Z wejściem w życie nowej regulacji, w wielu urzędach stanu cywilnego zanotowano lawinową liczbę wniosków o zmianę płci ze strony mężczyzn. Cytowani przez media członkowie Stowarzyszenia Chrześcijańskich Prawników przestrzegają, że zbyt łatwa możliwość zmiany personaliów i deklarowanej płci jest wykorzystywana przez wnioskodawców kierujących się złymi intencjami.

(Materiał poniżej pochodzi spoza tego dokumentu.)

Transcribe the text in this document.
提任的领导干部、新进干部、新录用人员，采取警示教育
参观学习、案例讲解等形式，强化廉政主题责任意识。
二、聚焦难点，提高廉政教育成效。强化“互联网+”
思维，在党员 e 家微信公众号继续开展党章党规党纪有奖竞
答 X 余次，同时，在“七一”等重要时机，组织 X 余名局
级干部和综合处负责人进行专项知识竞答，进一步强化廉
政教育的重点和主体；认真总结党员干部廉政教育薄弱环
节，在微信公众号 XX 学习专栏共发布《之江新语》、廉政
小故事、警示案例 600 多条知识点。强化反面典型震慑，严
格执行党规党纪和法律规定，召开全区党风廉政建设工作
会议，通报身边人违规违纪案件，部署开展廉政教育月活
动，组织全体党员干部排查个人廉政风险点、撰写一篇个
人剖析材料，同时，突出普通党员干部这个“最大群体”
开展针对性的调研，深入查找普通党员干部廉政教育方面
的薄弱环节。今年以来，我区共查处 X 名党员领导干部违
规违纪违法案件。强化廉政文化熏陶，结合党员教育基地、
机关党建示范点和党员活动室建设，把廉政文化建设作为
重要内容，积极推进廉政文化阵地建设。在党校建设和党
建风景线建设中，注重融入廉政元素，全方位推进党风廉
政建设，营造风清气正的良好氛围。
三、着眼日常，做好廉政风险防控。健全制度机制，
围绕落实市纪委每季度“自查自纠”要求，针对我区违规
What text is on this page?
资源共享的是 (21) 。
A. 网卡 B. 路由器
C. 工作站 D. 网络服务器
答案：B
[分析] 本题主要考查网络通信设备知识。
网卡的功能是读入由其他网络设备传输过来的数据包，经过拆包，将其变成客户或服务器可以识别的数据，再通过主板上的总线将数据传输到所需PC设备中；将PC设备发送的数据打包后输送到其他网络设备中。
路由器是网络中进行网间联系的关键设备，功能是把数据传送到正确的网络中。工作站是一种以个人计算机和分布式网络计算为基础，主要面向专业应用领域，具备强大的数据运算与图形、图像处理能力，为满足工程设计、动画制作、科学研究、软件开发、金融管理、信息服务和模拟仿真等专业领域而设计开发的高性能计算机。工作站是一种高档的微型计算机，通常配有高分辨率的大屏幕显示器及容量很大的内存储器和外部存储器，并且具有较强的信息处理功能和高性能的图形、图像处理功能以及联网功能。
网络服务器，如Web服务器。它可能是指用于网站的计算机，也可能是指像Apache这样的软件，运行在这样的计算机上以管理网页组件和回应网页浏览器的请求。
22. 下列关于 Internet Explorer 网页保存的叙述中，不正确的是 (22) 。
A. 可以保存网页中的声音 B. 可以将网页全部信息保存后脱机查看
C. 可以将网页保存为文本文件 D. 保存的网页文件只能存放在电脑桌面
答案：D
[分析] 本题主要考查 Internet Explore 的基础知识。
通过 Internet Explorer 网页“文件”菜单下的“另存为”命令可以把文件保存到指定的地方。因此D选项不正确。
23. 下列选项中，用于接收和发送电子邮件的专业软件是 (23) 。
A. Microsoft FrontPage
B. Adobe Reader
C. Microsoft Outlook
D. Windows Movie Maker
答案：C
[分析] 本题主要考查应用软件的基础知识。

Sytuacja w Hiszpanii jest kolejnym przykładem w jaki sposób proces rewolucyjny „zjada własne dzieci”. Sukcesy ruchów feministycznych, skutkujące wprowadzeniem płciowych parytetów i równościowej polityki, utorowały drogę mniejszościom seksualnym, a w szczególności środowisku trans, dążącemu do zniwelowania różnic pomiędzy płciami. Cierpią na tym przede wszystkim kobiety, pokonywane w kobiecych kategoriach przez biologicznych mężczyzn, molestowane seksualnie w toaletach i szatniach, a nawet gwałcone przez męskie „współwięźniarki” w zakładach odosobnienia. W tej narracji biologiczna kobieta jest gorsza w byciu kobietą nawet od mężczyzny.
Kiedy natomiast niegdysiejsze radykalne feministki, odważą się postawić tej jawnej dyskryminacji, nazywane są TERF-kami (ang. trans-exclusionary radical feminism/feminist), „transfobkami”, a nawet – jak w przypadku J.K. Rowling – spotykają się z groźbami karalnymi i cancel culture. Dzisiaj jednak już nikt nie staje w ich obronie; potrzebne Rewolucji na poprzednim etapie, teraz są co najwyżej szkodliwymi hamulcowymi.